PROJECT SUMMARY Invasive fungal infections represent a major threat to immunocompromised patients and despite the availability of anti- fungal antibiotics, mortality rates remain as high as 50%. In the human host, the airway epithelium is the first point of contact upon inhalation of fungal conidia. As an immunologically active tissue, the airway epithelium may participate in active phagocytosis and coordinated immune cell recruitment.
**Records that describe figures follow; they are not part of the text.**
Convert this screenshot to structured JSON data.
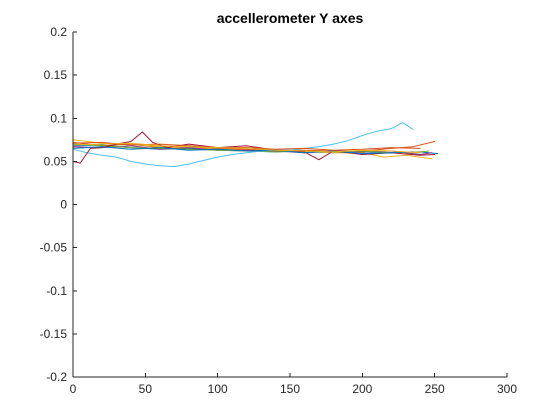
{
  "chart_data": {
    "type": "line",
    "title": "accellerometer Y axes",
    "xlabel": "",
    "ylabel": "",
    "xlim": [
      0,
      300
    ],
    "ylim": [
      -0.2,
      0.2
    ],
    "x_ticks": [
      0,
      50,
      100,
      150,
      200,
      250,
      300
    ],
    "x_tick_labels": [
      "0",
      "50",
      "100",
      "150",
      "200",
      "250",
      "300"
    ],
    "y_ticks": [
      0.2,
      0.15,
      0.1,
      0.05,
      0,
      -0.05,
      -0.1,
      -0.15,
      -0.2
    ],
    "y_tick_labels": [
      "0.2",
      "0.15",
      "0.1",
      "0.05",
      "0",
      "-0.05",
      "-0.1",
      "-0.15",
      "-0.2"
    ],
    "grid": false,
    "legend": "none",
    "series": [
      {
        "color": "#0072BD",
        "x": [
          0,
          20,
          40,
          60,
          80,
          100,
          120,
          140,
          160,
          180,
          200,
          220,
          240,
          252
        ],
        "y": [
          0.068,
          0.069,
          0.066,
          0.064,
          0.065,
          0.063,
          0.062,
          0.061,
          0.062,
          0.06,
          0.061,
          0.06,
          0.061,
          0.059
        ]
      },
      {
        "color": "#D95319",
        "x": [
          0,
          20,
          40,
          60,
          80,
          100,
          120,
          140,
          160,
          180,
          200,
          220,
          235,
          250
        ],
        "y": [
          0.072,
          0.068,
          0.07,
          0.066,
          0.067,
          0.065,
          0.064,
          0.063,
          0.063,
          0.062,
          0.062,
          0.065,
          0.067,
          0.073
        ]
      },
      {
        "color": "#EDB120",
        "x": [
          0,
          20,
          40,
          60,
          80,
          100,
          120,
          140,
          160,
          180,
          200,
          215,
          230,
          248
        ],
        "y": [
          0.075,
          0.071,
          0.07,
          0.067,
          0.066,
          0.064,
          0.063,
          0.062,
          0.061,
          0.06,
          0.06,
          0.055,
          0.057,
          0.053
        ]
      },
      {
        "color": "#7E2F8E",
        "x": [
          0,
          20,
          40,
          60,
          80,
          100,
          120,
          140,
          160,
          180,
          200,
          220,
          240,
          248
        ],
        "y": [
          0.067,
          0.066,
          0.068,
          0.064,
          0.066,
          0.063,
          0.063,
          0.062,
          0.06,
          0.062,
          0.061,
          0.062,
          0.058,
          0.06
        ]
      },
      {
        "color": "#77AC30",
        "x": [
          0,
          20,
          40,
          60,
          80,
          100,
          120,
          140,
          160,
          180,
          200,
          220,
          240,
          246
        ],
        "y": [
          0.07,
          0.068,
          0.066,
          0.065,
          0.064,
          0.063,
          0.062,
          0.061,
          0.062,
          0.061,
          0.062,
          0.06,
          0.061,
          0.062
        ]
      },
      {
        "color": "#4DBEEE",
        "x": [
          0,
          10,
          20,
          30,
          40,
          50,
          60,
          70,
          80,
          90,
          100,
          110,
          120,
          130,
          140,
          150,
          160,
          170,
          180,
          190,
          200,
          210,
          220,
          228,
          235
        ],
        "y": [
          0.064,
          0.06,
          0.057,
          0.055,
          0.05,
          0.047,
          0.045,
          0.044,
          0.047,
          0.051,
          0.055,
          0.058,
          0.06,
          0.062,
          0.063,
          0.063,
          0.065,
          0.067,
          0.07,
          0.074,
          0.08,
          0.085,
          0.088,
          0.095,
          0.087
        ]
      },
      {
        "color": "#A2142F",
        "x": [
          0,
          5,
          12,
          20,
          30,
          40,
          48,
          55,
          65,
          80,
          100,
          120,
          140,
          160,
          170,
          180,
          200,
          220,
          240,
          250
        ],
        "y": [
          0.05,
          0.048,
          0.065,
          0.066,
          0.07,
          0.073,
          0.084,
          0.072,
          0.066,
          0.07,
          0.066,
          0.068,
          0.063,
          0.061,
          0.052,
          0.062,
          0.058,
          0.06,
          0.057,
          0.058
        ]
      },
      {
        "color": "#0072BD",
        "x": [
          0,
          20,
          40,
          60,
          80,
          100,
          120,
          140,
          160,
          180,
          200,
          220,
          235
        ],
        "y": [
          0.065,
          0.067,
          0.064,
          0.066,
          0.063,
          0.064,
          0.062,
          0.063,
          0.06,
          0.062,
          0.059,
          0.06,
          0.061
        ]
      },
      {
        "color": "#D95319",
        "x": [
          0,
          20,
          40,
          60,
          80,
          100,
          120,
          140,
          160,
          180,
          200,
          220,
          240
        ],
        "y": [
          0.071,
          0.072,
          0.069,
          0.07,
          0.068,
          0.066,
          0.066,
          0.064,
          0.065,
          0.063,
          0.064,
          0.066,
          0.065
        ]
      },
      {
        "color": "#EDB120",
        "x": [
          0,
          20,
          40,
          60,
          80,
          100,
          120,
          140,
          160,
          180,
          200,
          220,
          240
        ],
        "y": [
          0.069,
          0.07,
          0.071,
          0.068,
          0.067,
          0.066,
          0.065,
          0.063,
          0.062,
          0.061,
          0.063,
          0.062,
          0.06
        ]
      }
    ]
  }
}
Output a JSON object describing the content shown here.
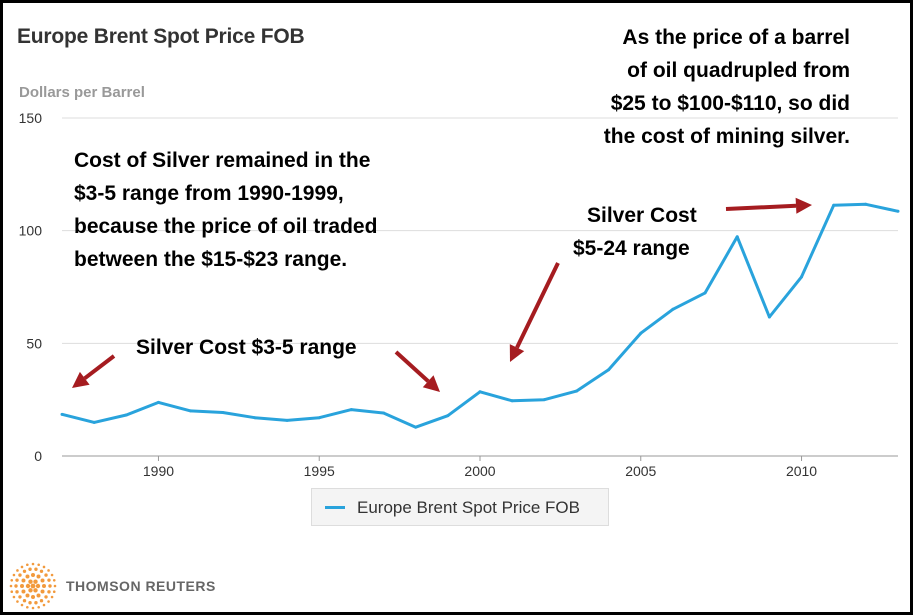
{
  "header": {
    "title": "Europe Brent Spot Price FOB",
    "unit": "Dollars per Barrel"
  },
  "annotations": {
    "top_right": [
      "As the price of a barrel",
      "of oil quadrupled from",
      "$25 to $100-$110, so did",
      "the cost of mining silver."
    ],
    "left": [
      "Cost of Silver remained in the",
      "$3-5 range from 1990-1999,",
      "because the price of oil traded",
      "between the $15-$23 range."
    ],
    "middle_right": [
      "Silver Cost",
      "$5-24 range"
    ],
    "bottom": "Silver Cost $3-5 range"
  },
  "colors": {
    "line": "#29a3dc",
    "arrow": "#a51c20",
    "grid": "#dddddd"
  },
  "footer": {
    "brand": "THOMSON REUTERS",
    "logo_icon": "thomson-reuters-logo-icon"
  },
  "chart_data": {
    "type": "line",
    "title": "Europe Brent Spot Price FOB",
    "ylabel": "Dollars per Barrel",
    "xlim": [
      1987,
      2013
    ],
    "ylim": [
      0,
      150
    ],
    "yticks": [
      0,
      50,
      100,
      150
    ],
    "xticks": [
      1990,
      1995,
      2000,
      2005,
      2010
    ],
    "grid": true,
    "legend": "bottom",
    "series": [
      {
        "name": "Europe Brent Spot Price FOB",
        "x": [
          1987,
          1988,
          1989,
          1990,
          1991,
          1992,
          1993,
          1994,
          1995,
          1996,
          1997,
          1998,
          1999,
          2000,
          2001,
          2002,
          2003,
          2004,
          2005,
          2006,
          2007,
          2008,
          2009,
          2010,
          2011,
          2012,
          2013
        ],
        "values": [
          18.5,
          14.9,
          18.2,
          23.8,
          20.0,
          19.3,
          17.0,
          15.8,
          17.0,
          20.6,
          19.1,
          12.8,
          17.9,
          28.5,
          24.5,
          25.0,
          28.8,
          38.3,
          54.5,
          65.1,
          72.4,
          97.3,
          61.7,
          79.5,
          111.3,
          111.7,
          108.6
        ]
      }
    ]
  }
}
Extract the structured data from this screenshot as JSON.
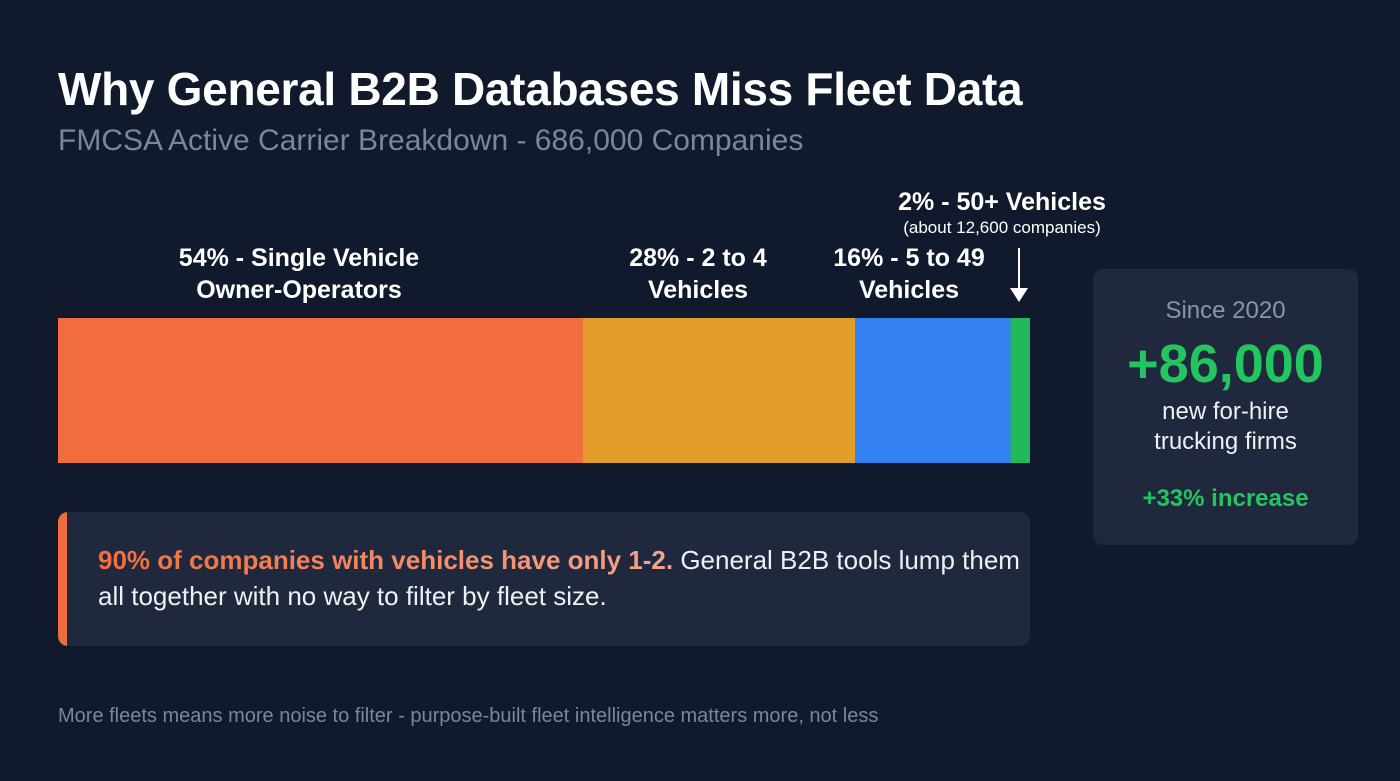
{
  "header": {
    "title": "Why General B2B Databases Miss Fleet Data",
    "subtitle": "FMCSA Active Carrier Breakdown - 686,000 Companies"
  },
  "chart_data": {
    "type": "bar",
    "orientation": "horizontal-stacked",
    "title": "Why General B2B Databases Miss Fleet Data",
    "subtitle": "FMCSA Active Carrier Breakdown - 686,000 Companies",
    "unit": "%",
    "categories": [
      "Single Vehicle Owner-Operators",
      "2 to 4 Vehicles",
      "5 to 49 Vehicles",
      "50+ Vehicles"
    ],
    "values": [
      54,
      28,
      16,
      2
    ],
    "colors": [
      "#f26d3d",
      "#e29c2a",
      "#3380f0",
      "#22b95a"
    ],
    "labels": [
      {
        "line1": "54% - Single Vehicle",
        "line2": "Owner-Operators"
      },
      {
        "line1": "28% - 2 to 4",
        "line2": "Vehicles"
      },
      {
        "line1": "16% - 5 to 49",
        "line2": "Vehicles"
      },
      {
        "line1": "2% - 50+ Vehicles",
        "note": "(about 12,600 companies)"
      }
    ]
  },
  "callout": {
    "highlight": "90% of companies with vehicles have only 1-2.",
    "text": " General B2B tools lump them all together with no way to filter by fleet size.",
    "accent_color": "#f26d3d"
  },
  "stat_card": {
    "since": "Since 2020",
    "value": "+86,000",
    "desc_line1": "new for-hire",
    "desc_line2": "trucking firms",
    "increase": "+33% increase",
    "color": "#22c55e"
  },
  "footer": "More fleets means more noise to filter - purpose-built fleet intelligence matters more, not less"
}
Soil fungi, including Coccidioides, do not need a human host to propagate, but upon disruption can enter the human body and lead to infection if not cleared. The fungal dimorph Coccidioides is native to arid regions in the southwestern U.S. and can establish infections in both immunocompetent and immunocompromised individuals. Unfortunately, little is known with regards to the initial response of human airway epithelium to Coccidioides. Currently, the Δcps1 strain of Coccidioides is being investigated as a potential vaccine candidate. Leveraging new technologies that permit the isolation of human airway stem cells, we demonstrated that primary differentiated human airway epithelial cells recapitulate the complexity of human airways. Our preliminary data showed infection at the apical surface of human airway epithelial cells by C. posadasii (Δcps1) elicits pro-inflammatory signals by the epithelium. Lastly, we demonstrated effective gene knockout in primary human airway epithelial cells using non-viral bulk nucleofection-based CRISPR strategy. Thus, our primary objective is to decipher the transcriptional and secretomal signatures critical to mount a successful response to Coccidioides in the human airway epithelium. To address our primary objective, we propose the following two specific aims: [1] determine the host response of human airway epithelium to both WT and the vaccine candidate C. posadasii (Δcps1), and [2] identify key signaling pathways to elicit an immune response to WT and the vaccine candidate C. posadasii (Δcps1) by human airway epithelium. This work will identify essential components of the human airway epithelium to mediate a protective response to these fungal infections and will provide the necessary foundation for future experiments to dissect the key pathways responsible for an effective host response to C. posadasii.

项目概要 尽管有抗真菌药物可用，但侵袭性真菌感染对免疫功能低下的患者构成了主要威胁。 真菌类抗生素的死亡率仍高达50%，在人类宿主中，气道上皮是第一要害点。 吸入真菌分生孢子后的接触 作为免疫活性组织，气道上皮可能参与。 主动吞噬作用和协调的免疫细胞招募，包括球孢子菌，不需要人类宿主。 繁殖，但如果不清除，破坏后可能会进入人体并导致感染。 球孢子菌原产于美国西南部的干旱地区，可以在免疫功能正常的人和有免疫力的人中引起感染。 不幸的是，我们对免疫功能低下的个体呼吸道的初始反应知之甚少。 目前，球孢子菌的 Δcps1 菌株正在作为一种潜在的疫苗进行研究。 利用允许分离人类气道干细胞的新技术，我们证明了这一点。 我们的初步数据显示，分化的人类气道上皮细胞概括了人类气道的复杂性。 C. posadasii (Δcps1) 对人气道上皮细胞顶端表面的感染可通过以下方式引发促炎信号： 最后，我们证明了使用非病毒可以有效敲除人原代气道上皮细胞的基因。 因此，我们的主要目标是破译转录和分泌细胞。 特征对于在人类气道上皮细胞中成功应对球孢子菌至关重要。 出于目的，我们提出以下两个具体目标： [1] 确定人类气道上皮对两者的宿主反应 WT 和候选疫苗 C. posadasii (Δcps1) 以及 [2] 确定了引发免疫反应的关键信号通路 这项工作将通过人呼吸道上皮细胞识别 WT 和候选疫苗 C. posadasii (Δcps1)。 人类气道上皮的成分介导对这些真菌感染的保护性反应，并将提供 为未来实验剖析负责宿主对艰难梭菌有效反应的关键途径奠定了必要的基础。 波萨达西。